Saturday, April 25, 2009

travelling=getting to watch 'goodfellas' on TV at 3am whilst laying atop copious hotel pillows

i woke in my small, less-luxe-than-anticipated room at the fucking sheraton, bleary and jet-lagged, thinking that the cats were screwing around with something. but the source of the noise, at 9am EDT on a saturday morning, 16 floors above the ground, was this:

a fucking window washer! and i hadn't closed my curtains! i hadn't felt it was neccessary... i'm on the 16th floor, god damn it! that, coupled with the noisy shenanigans outside my door at 3am and the placard in the lobby welcoming some fucking fraternity-sorority shindig (whose members were lounging around in hordes, falsely tanned and ballcapped), has made me rather disillusioned. bitch, bitch. i will complain about anything with enough sleeplessness.
i went to the conference today. several of the classes were awesome; one was awesomely dull. it was about 85 and sunny. i decided to leave before the last session and take a stroll. edgar allan poe's grave, at westminster chapel, is about 6 blocks from my hotel. people have put pennies along every ledge of his tombstone. i had no pennies, so i put a nickel in the R.

there is something odd about seeing your shadow cast over a gravesite.

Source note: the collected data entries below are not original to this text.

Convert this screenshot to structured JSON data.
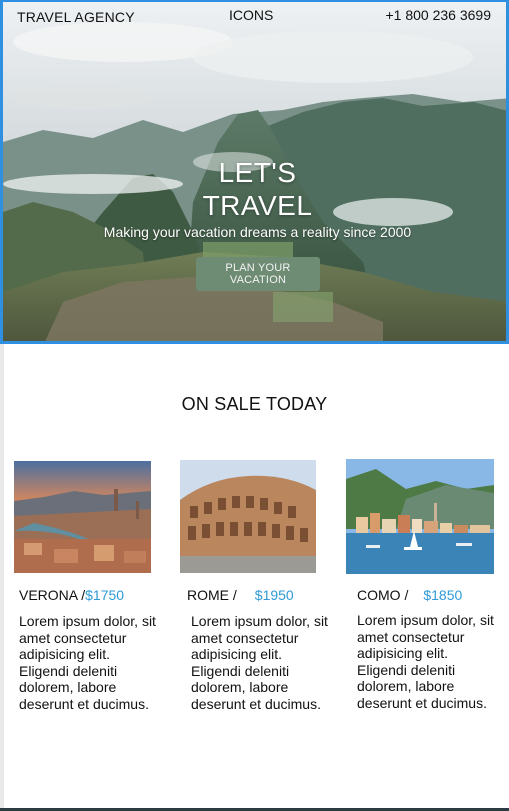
{
  "nav": {
    "brand": "TRAVEL AGENCY",
    "icons": "ICONS",
    "phone": "+1 800 236 3699"
  },
  "hero": {
    "title_line1": "LET'S",
    "title_line2": "TRAVEL",
    "subtitle": "Making your vacation dreams a reality since 2000",
    "cta_label": "PLAN YOUR VACATION"
  },
  "sale": {
    "title": "ON SALE TODAY",
    "cards": [
      {
        "name": "VERONA /",
        "price": "$1750",
        "description": "Lorem ipsum dolor, sit amet consectetur adipisicing elit. Eligendi deleniti dolorem, labore deserunt et ducimus."
      },
      {
        "name": "ROME /",
        "price": "$1950",
        "description": "Lorem ipsum dolor, sit amet consectetur adipisicing elit. Eligendi deleniti dolorem, labore deserunt et ducimus."
      },
      {
        "name": "COMO /",
        "price": "$1850",
        "description": "Lorem ipsum dolor, sit amet consectetur adipisicing elit. Eligendi deleniti dolorem, labore deserunt et ducimus."
      }
    ]
  },
  "colors": {
    "hero_border": "#2f8fe0",
    "cta_bg": "#6e8b74",
    "price": "#2e9bd6"
  }
}
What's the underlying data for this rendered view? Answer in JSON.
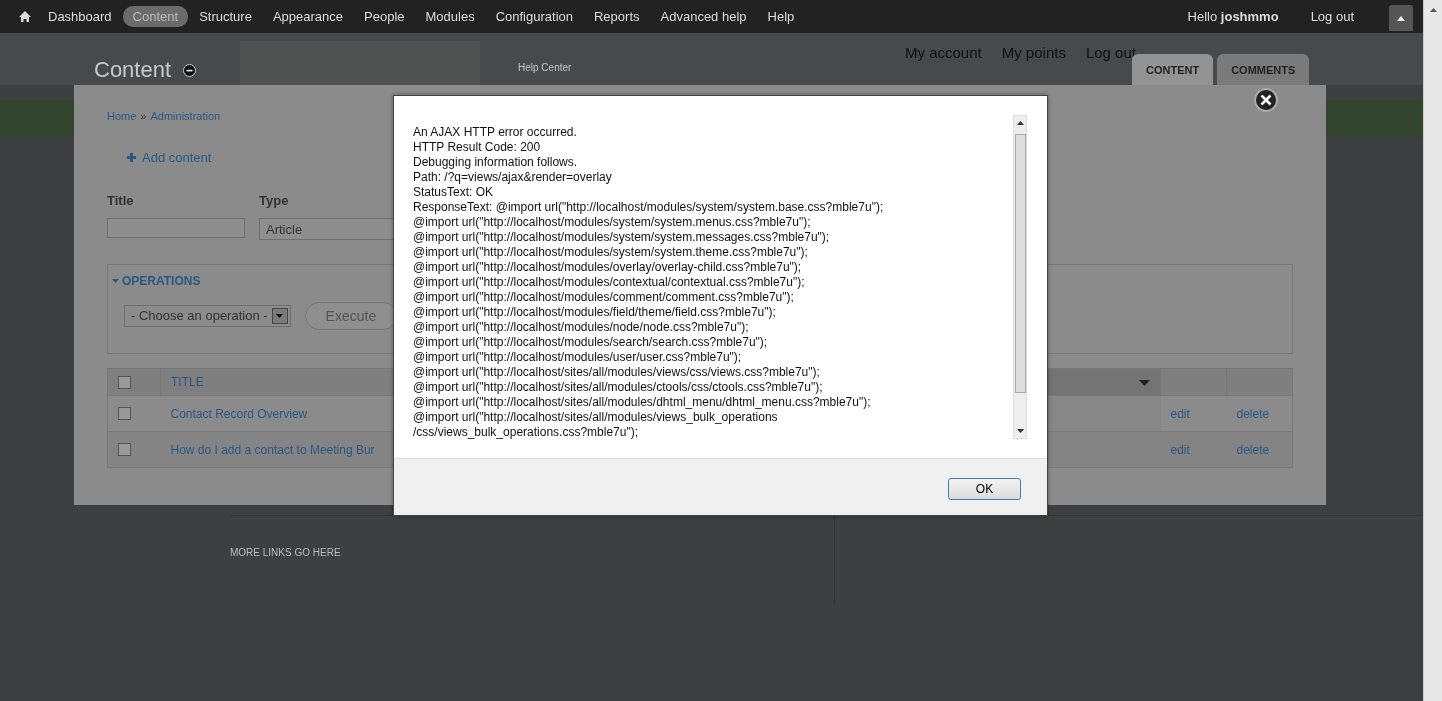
{
  "toolbar": {
    "items": [
      {
        "label": "Dashboard",
        "selected": false
      },
      {
        "label": "Content",
        "selected": true
      },
      {
        "label": "Structure",
        "selected": false
      },
      {
        "label": "Appearance",
        "selected": false
      },
      {
        "label": "People",
        "selected": false
      },
      {
        "label": "Modules",
        "selected": false
      },
      {
        "label": "Configuration",
        "selected": false
      },
      {
        "label": "Reports",
        "selected": false
      },
      {
        "label": "Advanced help",
        "selected": false
      },
      {
        "label": "Help",
        "selected": false
      }
    ],
    "greeting": "Hello **joshmmo**",
    "logout": "Log out"
  },
  "header": {
    "title": "Content",
    "help_link": "Help Center",
    "user_links": [
      "My account",
      "My points",
      "Log out"
    ],
    "tabs": [
      {
        "label": "CONTENT",
        "selected": true
      },
      {
        "label": "COMMENTS",
        "selected": false
      }
    ]
  },
  "overlay": {
    "breadcrumb": [
      "Home",
      "Administration"
    ],
    "breadcrumb_separator": "»",
    "add_content": "Add content",
    "filters": [
      {
        "kind": "text",
        "label": "Title"
      },
      {
        "kind": "select",
        "label": "Type",
        "value": "Article"
      }
    ],
    "operations": {
      "legend": "OPERATIONS",
      "expanded": true,
      "select": "- Choose an operation -",
      "button": "Execute"
    },
    "table": {
      "columns": [
        {
          "kind": "checkbox",
          "checked": false
        },
        {
          "kind": "label",
          "label": "TITLE"
        },
        {
          "kind": "sorted"
        },
        {
          "kind": "blank"
        },
        {
          "kind": "blank"
        }
      ],
      "rows": [
        {
          "checked": false,
          "title": "Contact Record Overview",
          "actions": [
            "edit",
            "delete"
          ]
        },
        {
          "checked": false,
          "title": "How do I add a contact to Meeting Bur",
          "actions": [
            "edit",
            "delete"
          ]
        }
      ]
    }
  },
  "dialog": {
    "lines": [
      "An AJAX HTTP error occurred.",
      "HTTP Result Code: 200",
      "Debugging information follows.",
      "Path: /?q=views/ajax&render=overlay",
      "StatusText: OK",
      "ResponseText: @import url(\"http://localhost/modules/system/system.base.css?mble7u\");",
      "@import url(\"http://localhost/modules/system/system.menus.css?mble7u\");",
      "@import url(\"http://localhost/modules/system/system.messages.css?mble7u\");",
      "@import url(\"http://localhost/modules/system/system.theme.css?mble7u\");",
      "@import url(\"http://localhost/modules/overlay/overlay-child.css?mble7u\");",
      "@import url(\"http://localhost/modules/contextual/contextual.css?mble7u\");",
      "@import url(\"http://localhost/modules/comment/comment.css?mble7u\");",
      "@import url(\"http://localhost/modules/field/theme/field.css?mble7u\");",
      "@import url(\"http://localhost/modules/node/node.css?mble7u\");",
      "@import url(\"http://localhost/modules/search/search.css?mble7u\");",
      "@import url(\"http://localhost/modules/user/user.css?mble7u\");",
      "@import url(\"http://localhost/sites/all/modules/views/css/views.css?mble7u\");",
      "@import url(\"http://localhost/sites/all/modules/ctools/css/ctools.css?mble7u\");",
      "@import url(\"http://localhost/sites/all/modules/dhtml_menu/dhtml_menu.css?mble7u\");",
      "@import url(\"http://localhost/sites/all/modules/views_bulk_operations",
      "/css/views_bulk_operations.css?mble7u\");"
    ],
    "button": "OK"
  },
  "footer": {
    "text": "MORE LINKS GO HERE"
  }
}
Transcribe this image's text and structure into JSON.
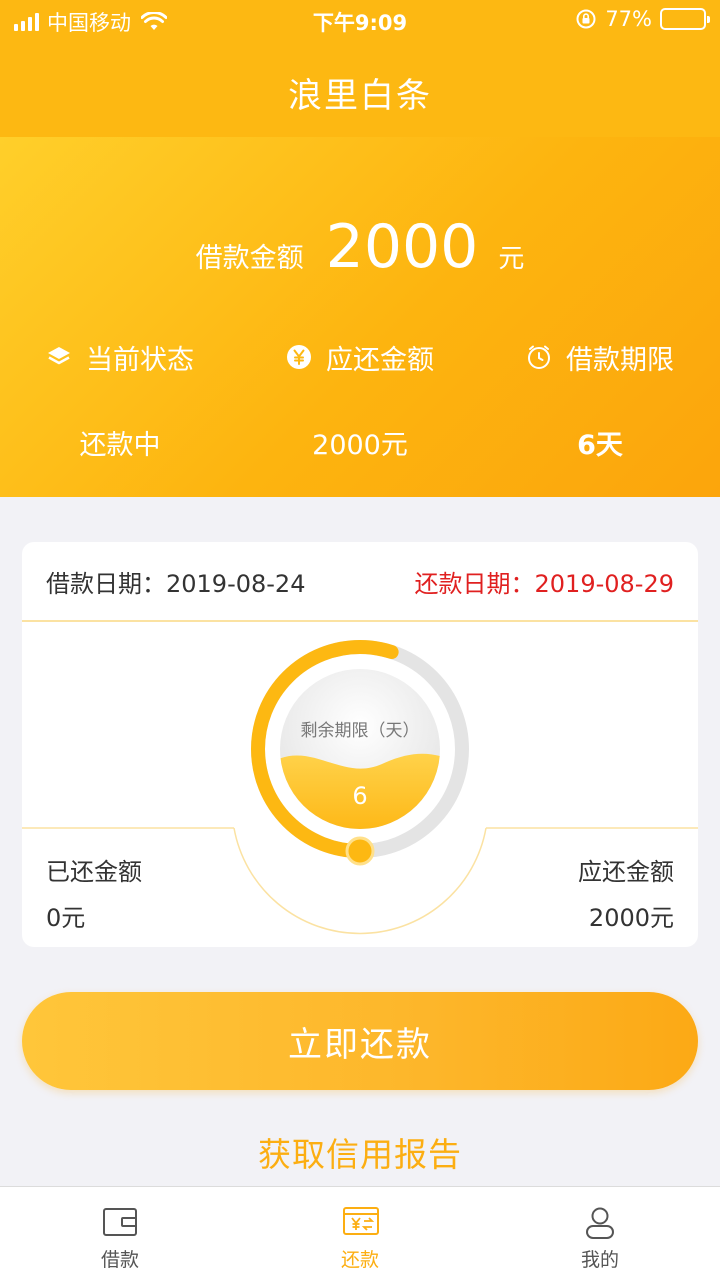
{
  "status_bar": {
    "carrier": "中国移动",
    "time": "下午9:09",
    "battery_text": "77%",
    "battery_level": 0.77
  },
  "nav": {
    "title": "浪里白条"
  },
  "hero": {
    "amount_label": "借款金额",
    "amount": "2000",
    "unit": "元",
    "stats": [
      {
        "label": "当前状态",
        "value": "还款中",
        "icon": "layers-icon"
      },
      {
        "label": "应还金额",
        "value": "2000元",
        "icon": "yen-coin-icon"
      },
      {
        "label": "借款期限",
        "value": "6天",
        "icon": "clock-icon"
      }
    ]
  },
  "card": {
    "borrow_date": "借款日期：2019-08-24",
    "repay_date": "还款日期：2019-08-29",
    "gauge_label": "剩余期限（天）",
    "remaining_days": "6",
    "remaining_fraction": 0.55,
    "paid_label": "已还金额",
    "paid_value": "0元",
    "due_label": "应还金额",
    "due_value": "2000元"
  },
  "actions": {
    "repay_button": "立即还款",
    "credit_report": "获取信用报告"
  },
  "tabs": [
    {
      "label": "借款",
      "icon": "wallet-icon",
      "active": false
    },
    {
      "label": "还款",
      "icon": "repay-bill-icon",
      "active": true
    },
    {
      "label": "我的",
      "icon": "user-icon",
      "active": false
    }
  ],
  "colors": {
    "brand": "#fdb812",
    "accent_text": "#fcae12",
    "alert": "#e02020"
  }
}
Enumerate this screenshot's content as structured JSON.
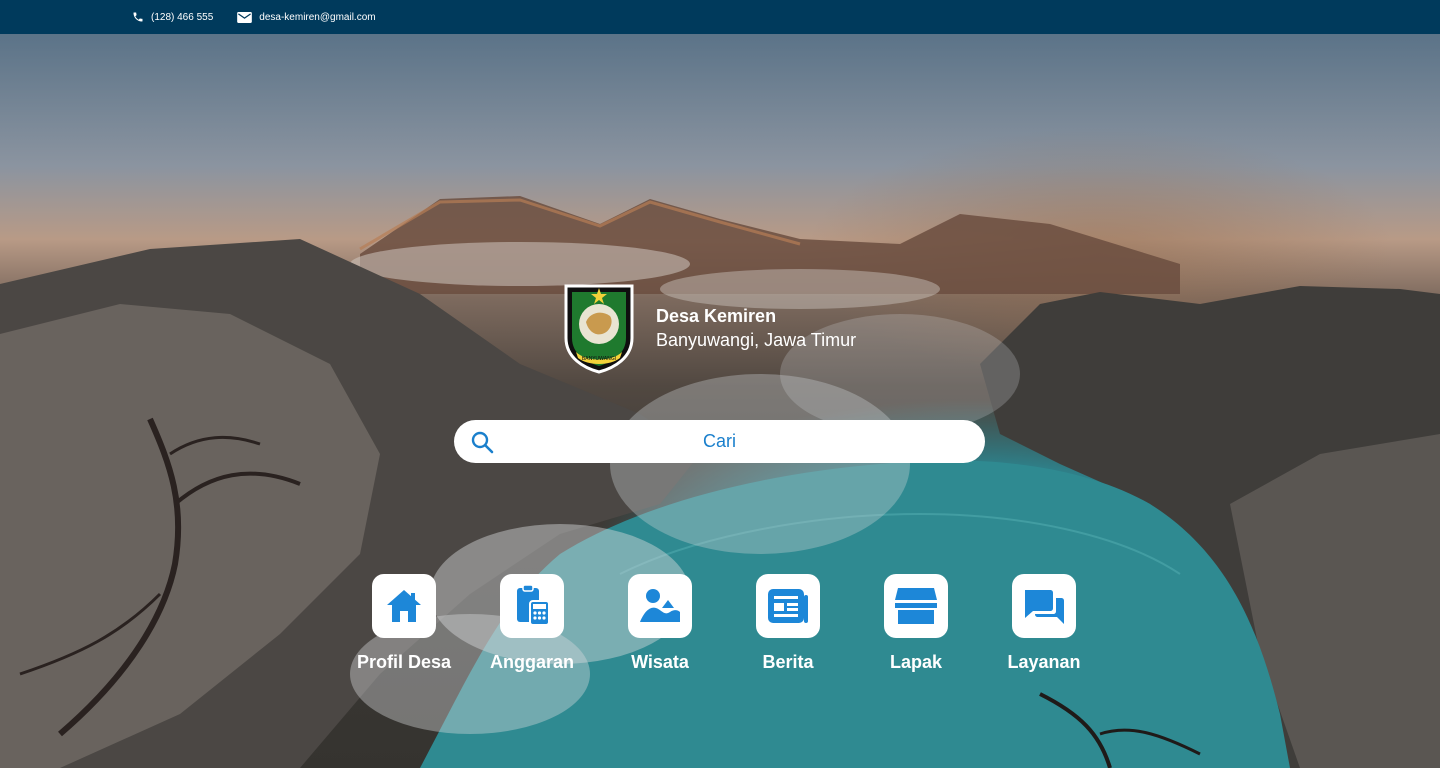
{
  "topbar": {
    "phone": "(128) 466 555",
    "email": "desa-kemiren@gmail.com",
    "phone_icon": "phone-icon",
    "email_icon": "envelope-icon"
  },
  "brand": {
    "name": "Desa Kemiren",
    "region": "Banyuwangi, Jawa Timur",
    "logo_label": "BANYUWANGI"
  },
  "search": {
    "placeholder": "Cari",
    "icon": "search-icon"
  },
  "menu": {
    "items": [
      {
        "label": "Profil Desa",
        "icon": "home-icon"
      },
      {
        "label": "Anggaran",
        "icon": "budget-calculator-icon"
      },
      {
        "label": "Wisata",
        "icon": "tourism-landscape-icon"
      },
      {
        "label": "Berita",
        "icon": "newspaper-icon"
      },
      {
        "label": "Lapak",
        "icon": "store-icon"
      },
      {
        "label": "Layanan",
        "icon": "chat-icon"
      }
    ]
  },
  "colors": {
    "topbar": "#003a5c",
    "accent": "#1a7fcc",
    "icon_blue": "#1d87d8",
    "tile_bg": "#ffffff"
  }
}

parts of baltimore are gorgeous... like, "i could live here if x, y, and z were different." in other words, i don't know if i ever would live here, but it's lovely. the architecture is ancient and the trees are blooming. front steps abut the sidewalks. it feels like an actual fucking city, unlike the prissy placidity of seattle. and men are pleasantly lascivious here. i have been hit on more times in the past 12 hours than in the 7 years i have lived in the northwest. as a demographic sidenote: they were all non-caucasian, cheerily polite, and smiled widely. and i, dumb girl, smiled back. it is nice to be told i am beautiful and that "i should let my husband know someone thinks his girl is FINE."
little italy is especially picturesque. the streets were deserted, though. the only things open were restaurants with bored workers staring out the windows. and a lot of property is vacant here. a LOT.

it reminds me, almost, of new orleans.